Do Androids Dream?
A title sequence for Philip K. Dick’s Do Androids Dream of Electric Sheep? — the novel that inspired Blade Runner. Rather than recreating the dark, rain-soaked aesthetic everyone expects, I went the opposite direction: a stark, high-contrast yellow-and-black graphic style closer to Saul Bass than Ridley Scott.
Category
Motion Design
Year
2023
Role
Director, Designer, Animator
Timeline
~45 seconds
Tools
After Effects, Illustrator
The Concept
Every adaptation of Philip K. Dick’s world defaults to the same visual language: neon, fog, rain, darkness. I wanted to ask what the story looks like with the atmosphere stripped away — reduced to its most graphic elements.
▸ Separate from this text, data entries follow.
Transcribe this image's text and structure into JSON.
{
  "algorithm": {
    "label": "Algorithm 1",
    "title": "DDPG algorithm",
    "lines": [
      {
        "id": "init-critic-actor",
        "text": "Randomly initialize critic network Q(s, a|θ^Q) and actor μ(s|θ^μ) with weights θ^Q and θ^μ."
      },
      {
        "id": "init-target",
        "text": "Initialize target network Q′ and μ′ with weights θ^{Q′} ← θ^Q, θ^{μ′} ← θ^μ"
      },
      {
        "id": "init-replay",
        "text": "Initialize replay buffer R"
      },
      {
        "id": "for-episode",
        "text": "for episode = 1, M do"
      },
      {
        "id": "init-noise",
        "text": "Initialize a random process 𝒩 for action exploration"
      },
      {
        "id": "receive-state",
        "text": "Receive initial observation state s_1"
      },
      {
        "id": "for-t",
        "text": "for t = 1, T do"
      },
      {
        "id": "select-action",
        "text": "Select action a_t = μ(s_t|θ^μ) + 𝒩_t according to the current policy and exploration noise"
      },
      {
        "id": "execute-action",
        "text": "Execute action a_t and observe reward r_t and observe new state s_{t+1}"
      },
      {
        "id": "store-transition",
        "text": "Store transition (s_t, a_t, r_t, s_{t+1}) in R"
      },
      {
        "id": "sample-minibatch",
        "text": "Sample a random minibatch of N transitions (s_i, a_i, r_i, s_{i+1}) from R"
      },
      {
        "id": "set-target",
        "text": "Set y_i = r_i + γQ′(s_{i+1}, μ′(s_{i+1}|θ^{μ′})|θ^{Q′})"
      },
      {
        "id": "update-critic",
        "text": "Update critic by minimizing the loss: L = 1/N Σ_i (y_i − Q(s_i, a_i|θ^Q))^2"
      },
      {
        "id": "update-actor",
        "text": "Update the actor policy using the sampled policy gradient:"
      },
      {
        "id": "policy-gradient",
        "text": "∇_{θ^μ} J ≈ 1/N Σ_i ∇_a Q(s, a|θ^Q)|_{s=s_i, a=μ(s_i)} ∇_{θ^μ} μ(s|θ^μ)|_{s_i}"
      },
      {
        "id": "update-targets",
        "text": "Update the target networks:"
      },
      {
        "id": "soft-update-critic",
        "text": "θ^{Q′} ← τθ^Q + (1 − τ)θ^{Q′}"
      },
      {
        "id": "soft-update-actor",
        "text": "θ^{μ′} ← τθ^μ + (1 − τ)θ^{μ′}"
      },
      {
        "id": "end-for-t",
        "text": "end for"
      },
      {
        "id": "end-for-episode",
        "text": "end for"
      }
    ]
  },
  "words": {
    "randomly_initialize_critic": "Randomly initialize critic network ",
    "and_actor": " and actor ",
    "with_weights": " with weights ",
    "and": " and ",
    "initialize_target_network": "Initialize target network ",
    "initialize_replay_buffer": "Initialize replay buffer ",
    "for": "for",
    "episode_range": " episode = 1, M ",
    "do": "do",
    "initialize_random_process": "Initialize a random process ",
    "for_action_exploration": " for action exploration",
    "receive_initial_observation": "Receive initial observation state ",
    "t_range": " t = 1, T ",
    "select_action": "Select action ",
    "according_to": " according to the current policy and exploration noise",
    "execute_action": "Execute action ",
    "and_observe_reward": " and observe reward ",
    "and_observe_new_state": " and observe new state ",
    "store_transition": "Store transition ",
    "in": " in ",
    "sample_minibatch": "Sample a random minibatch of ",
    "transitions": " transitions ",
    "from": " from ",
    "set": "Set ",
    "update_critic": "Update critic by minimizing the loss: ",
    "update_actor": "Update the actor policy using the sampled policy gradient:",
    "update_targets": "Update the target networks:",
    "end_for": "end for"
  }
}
The answer was a two-color world. Bright yellow and deep black, nothing else. The yellow is the artificial, the synthetic, the electric; the black is the void. Together they make a world that feels simultaneously stark and overwhelming, and the limited palette forces the eye onto what’s left: shape, movement, composition.
Visual Language
The sequence’s central element is a dystopian skyline — a jagged silhouette of towers and industrial structures rendered as flat black vector shapes against the yellow sky. Against that mass, a lone silhouetted figure: the emotional core of the sequence, one person dwarfed by the built environment.
Subtle chromatic aberration flickers at the edges of the vector shapes throughout — a hint of electronic interference that makes the world feel slightly misaligned, like it’s being viewed through a synthetic lens. It’s the only effect in the piece, which is why it registers.
Motion & Pacing
Three acts in forty-five seconds. Act one: the title builds word by word on a flat yellow field. Act two: the cityscape enters and the credits play against it. Act three: the perspective breaks — pulled into the city along a converging road as the sun rises and beams radiate outward.
The deliberately anti–Blade Runner aesthetic is itself the statement: source material this rich deserves more than one visual interpretation.